Reward currency, in plain English

DIB’s headline currency on the Consumer Cashback line is direct AED cashback — not points, not a transferable miles wallet, just dirhams credited against a UAE retail-categories list. That is the conservative Islamic posture: a clear, dirham-denominated return on specific essentials, with no obligation to redeem through a partner catalogue or a transfer table.
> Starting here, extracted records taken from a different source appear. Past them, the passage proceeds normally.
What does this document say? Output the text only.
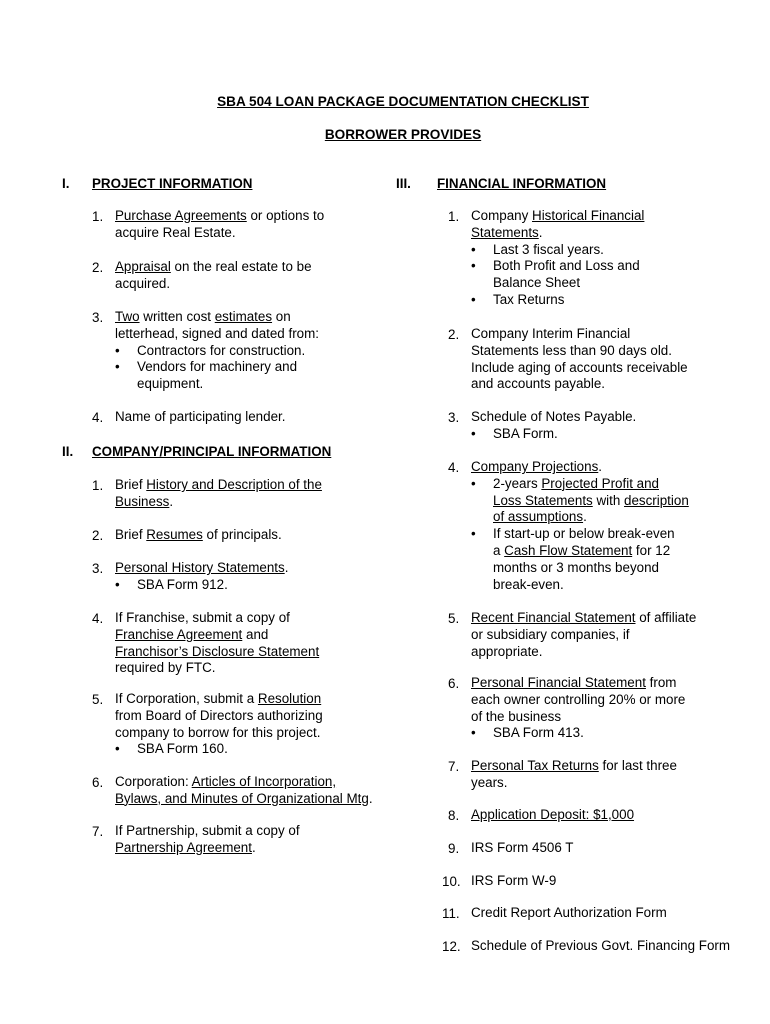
SBA 504 LOAN PACKAGE DOCUMENTATION CHECKLIST
BORROWER PROVIDES
I. PROJECT INFORMATION
1. Purchase Agreements or options to
acquire Real Estate.
2. Appraisal on the real estate to be
acquired.
3. Two written cost estimates on
letterhead, signed and dated from:
• Contractors for construction.
• Vendors for machinery and
equipment.
4. Name of participating lender.
II. COMPANY/PRINCIPAL INFORMATION
1. Brief History and Description of the
Business.
2. Brief Resumes of principals.
3. Personal History Statements.
• SBA Form 912.
4. If Franchise, submit a copy of
Franchise Agreement and
Franchisor’s Disclosure Statement
required by FTC.
5. If Corporation, submit a Resolution
from Board of Directors authorizing
company to borrow for this project.
• SBA Form 160.
6. Corporation: Articles of Incorporation,
Bylaws, and Minutes of Organizational Mtg.
7. If Partnership, submit a copy of
Partnership Agreement.
III. FINANCIAL INFORMATION
1. Company Historical Financial
Statements.
• Last 3 fiscal years.
• Both Profit and Loss and
Balance Sheet
• Tax Returns
2. Company Interim Financial
Statements less than 90 days old.
Include aging of accounts receivable
and accounts payable.
3. Schedule of Notes Payable.
• SBA Form.
4. Company Projections.
• 2-years Projected Profit and
Loss Statements with description
of assumptions.
• If start-up or below break-even
a Cash Flow Statement for 12
months or 3 months beyond
break-even.
5. Recent Financial Statement of affiliate
or subsidiary companies, if
appropriate.
6. Personal Financial Statement from
each owner controlling 20% or more
of the business
• SBA Form 413.
7. Personal Tax Returns for last three
years.
8. Application Deposit: $1,000
9. IRS Form 4506 T
10. IRS Form W-9
11. Credit Report Authorization Form
12. Schedule of Previous Govt. Financing Form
The DIB Cashback card is a Salam-structured covered card rather than an interest-bearing credit card, which in practice means the bank advances goods or value and you repay over the billing cycle; the monthly profit rate is up to 3.25% if you carry a balance, disclosed in the Schedule of Charges rather than as a conventional APR. For a reader weighing Islamic versus conventional banking, the practical effect is the same — pay the statement in full and the structure is irrelevant; carry a balance and the cost lands at a comparable rate to a conventional card.

Wala’a Rewards points sit alongside as DIB’s flexible-redemption currency, and the Skywards co-brand cards earn Emirates Skywards Miles directly. There is no DIB-proprietary transferable-points currency that moves to multiple airline programmes — if that flexibility matters, Emirates Islamic’s Skywards depth or ADIB’s Etihad co-brand will serve you better.

Salary transfer and eligibility

DIB does not currently run a published, year-round salary-transfer cash bonus of the kind ENBD or Emirates Islamic operates. When DIB promotes a salary-transfer offer it tends to be tactical and bundled with a specific product (a personal-finance facility or a home-finance approval), and the structure is Sharia-compliant by default — there is no conventional-credit component. The Consumer Cashback card does not require salary transfer to DIB; the AED 5,000 salary bar and UAE residency are the only headline gates. Standard UAE Central Bank rules apply regardless: the 50% Debt Burden Ratio cap on total repayments across all banks, AECB reporting on every product, and end-of-service clawback exposure on any promotional bonus if you leave the country mid-tenure. Always read the offer’s clawback clause before transferring.

Customer-service notes

DIB does not publish a single 24/7 international call-centre number on its public site in the way ENBD or FAB do — the contact route is via dib.ae and the DIB mobile app, with branch visits the expected channel for anything substantive. Branch density is highest in Dubai (Deira, Bur Dubai, Sheikh Zayed Road, Business Bay all covered), respectable in Sharjah and Ajman, thinner in Abu Dhabi where ADIB dominates the Islamic high street. The mobile app handles card controls, statement requests and Wala’a redemption; complex disputes and Sharia-product structuring queries funnel to a branch officer. DIB reports to AECB in line with Central Bank rules; missed payments register within 30 days.

Bottom line

DIB suits the Dubai-anchored expat who wants the oldest, most established Sharia-compliant bank, values a quiet household-cashback proposition over welcome-bonus chasing, and is comfortable with a narrow card shelf. Take the Consumer Cashback card if your spend concentrates in groceries, school fees and utilities — and pair it with a flat-rate card for everything else. DIB is the wrong choice if you want a live salary-transfer cash bonus today (look at Emirates Islamic or Emirates NBD), if you want a deep Skywards or Etihad co-brand ladder (look at ENBD or ADIB), or if you want a flexible transferable-points currency at all.